J'ai déjà expliqué l'an dernier l'inquiétude que m'inspire la structure Facebook comme dispositif sournois d'une société de/sous surveillance, forme moderne d'une politique de contrôle qu'avait théorisée Foucault. Ce réseau social -mais il n'est pas unique en son genre- contraint, avec une certaine finesse il faut le reconnaître, les individus (les jeunes surtout), au-delà du conformisme des pratiques qu'on y trouve, à un fichage inavoué/inavouable, prouvant au passage que les listings économiques et sociaux pouvaient s'avérer autrement plus efficace que les fichiers policiers.

Pour l'heure, néanmoins, mettons un bémol à nos critiques. Les divers observateurs, et les témoignages directs, ont en effet souligné quelle place avait prise Facebook (entre autres, certes) dans la mobilisation populaire, aussi bien en Tunisie qu'en Egypte, dans certains pays du Golfe, et aujourd'hui au Maroc. Le réseau social a facilité les rencontres, les échanges, les rassemblements. Il a été un moyen efficace pour contrer la répression et le contrôle des individus. En permettant aussi d'ouvrir vers l'extérieur une parole étouffée, d'exfiltrer des images qui démentaient l'optimisme des pouvoirs en place, Facebook a pu aider à ces mouvements d'émancipation (dont il n'est pas ici temps d'analyser le futur. Il n'est pas certain que l'avenir soit si magnifique...).
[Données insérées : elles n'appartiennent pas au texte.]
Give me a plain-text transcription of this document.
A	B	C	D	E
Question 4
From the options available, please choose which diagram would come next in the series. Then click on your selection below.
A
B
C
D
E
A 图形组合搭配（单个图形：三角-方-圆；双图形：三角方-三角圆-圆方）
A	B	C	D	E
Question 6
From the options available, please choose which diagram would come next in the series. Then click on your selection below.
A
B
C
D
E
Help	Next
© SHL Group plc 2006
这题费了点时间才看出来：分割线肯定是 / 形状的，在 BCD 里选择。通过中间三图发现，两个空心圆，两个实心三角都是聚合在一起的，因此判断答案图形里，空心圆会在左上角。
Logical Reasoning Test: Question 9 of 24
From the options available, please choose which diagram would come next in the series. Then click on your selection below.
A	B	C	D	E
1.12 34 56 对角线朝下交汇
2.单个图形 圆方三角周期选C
Cette situation et ce détournement à des fins clairement politiques d'un instrument de pacification, pour ne pas dire de neutralisation, de l'espace public, feront sans doute rêver les observateurs d'une Europe aveugle et sans souffle. L'usage purement festif qui est fait ici de ce réseau social, sa réduction en un outil de pure signalétique existentielle, en disent long sur le manque de vigueur d'une agora politique exsangue. Que Facebook ne soit que l'agenda grotesque d'une société qui compte ses amis, étale ses vacances et bavarde de néant montre à quel point l'entreprise d'acceptation d'un ordre inégal, producteur de misère et de précarité, a réussi. Peut-on imaginer qu'il soit dans l'hexagone une arme structurelle pour une révolte des laissés-pour-compte de l'ultra-libéralisme ? Ne soyons pas naïfs. Dans ce système, chacun cherche désormais son ilôt, son utopie. C'est ainsi que la futilité devient une manière d'être ou, tout du moins, une stratégie d'évitement et de préservation. Croyant que le si peu que nous ayons soit à perdre vaille le coup, nous nous plongeons sans réserve vers une sociabilité dépolitisée. Facebook, en Europe, est pour l'essentiel, un bonheur de bien-nourris (même s'ils sont pauvres...), la signature devenue universelle d'une existence normée/normale. Il est un loisir, une distraction, un divertissement pascalien. Nous ne sommes plus capables, à l'inverse de Tunisiens pour qui le joug était alors insupportable, de mobilisation. Quoique ce ne soit pas tout à fait vrai. Les apéros géants : voilà, semble-t-il, une autre manière de faire de la politique... Il faut donc croire alors que la crise est une illusion, un jeu de miroirs et que tout va très bien. Quand certains luttent, d'autres font la fête. Ce n'est pas tant le médium qui est en cause que leurs utilisateurs. Ici, il n'y a pas d'urgence. Tout va bien, très bien...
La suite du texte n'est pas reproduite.